32. Bölüm - Benim solumdaki kişi

1K 115 246
                                    

**** (SEHUN)

Chanyeol ile iki saat süren oyunumuz bittiğinde beklemeden kalkmıştım. Eğer bana kalsaydı ilk turda evime gidecektim. Ama o kadar ısrarcı davranmıştı ki kalmak zorunda hissetmiştim. Zaten bu da ayrı garipti. Chanyeol, bana karşı daha önce bu kadar ısrarcı biri olmamıştı. Baekhyun gibi o da isteklerimi dikkate alır, ne dediysem üzerime fazla gelmezdi.

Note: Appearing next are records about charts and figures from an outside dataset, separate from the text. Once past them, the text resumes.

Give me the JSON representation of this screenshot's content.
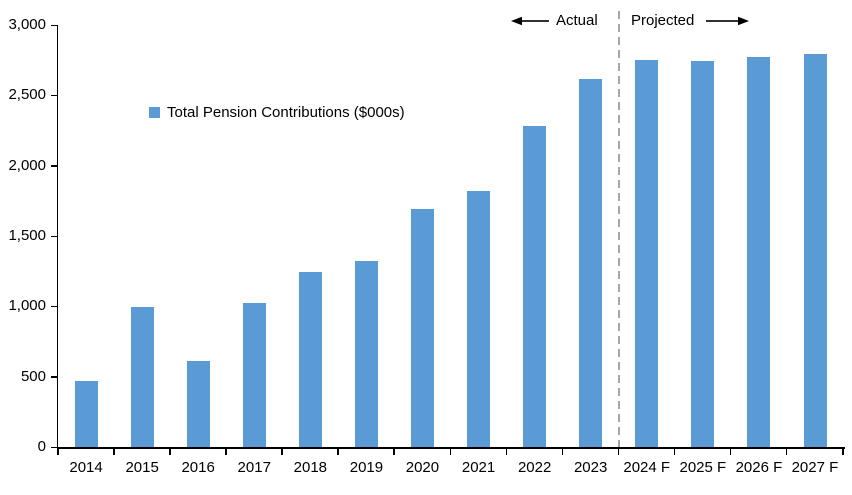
{
  "chart_data": {
    "type": "bar",
    "title": "",
    "legend": "Total Pension Contributions ($000s)",
    "legend_position": "inside-upper-left",
    "actual_label": "Actual",
    "projected_label": "Projected",
    "categories": [
      "2014",
      "2015",
      "2016",
      "2017",
      "2018",
      "2019",
      "2020",
      "2021",
      "2022",
      "2023",
      "2024 F",
      "2025 F",
      "2026 F",
      "2027 F"
    ],
    "values": [
      470,
      995,
      610,
      1025,
      1245,
      1325,
      1690,
      1820,
      2285,
      2620,
      2755,
      2745,
      2770,
      2795
    ],
    "xlabel": "",
    "ylabel": "",
    "ylim": [
      0,
      3000
    ],
    "ytick_values": [
      0,
      500,
      1000,
      1500,
      2000,
      2500,
      3000
    ],
    "ytick_labels": [
      "0",
      "500",
      "1,000",
      "1,500",
      "2,000",
      "2,500",
      "3,000"
    ],
    "grid": false,
    "bar_color": "#5B9BD5",
    "axis_color": "#000000",
    "divider_after_index": 9,
    "divider_color": "#A6A6A6",
    "actual_section_end_category": "2023",
    "projected_section_start_category": "2024 F"
  }
}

Muhtemelen Seyoon'u biliyordu, Baekhyun'un anlattığını düşünüyordum.

Yine de bir şekilde Chanyeol ve Baekhyun'un elinden kurtulup evimin kapısına gelmiştim. Kilidi deliğe takıp kapıyı açtığımdaysa kocaman gülümsedim. Luhan ile henüz 1 haftadır beraberdik ama ben çoktan ondan bir saat bile ayrı kalamayacak bir hale gelmiştim.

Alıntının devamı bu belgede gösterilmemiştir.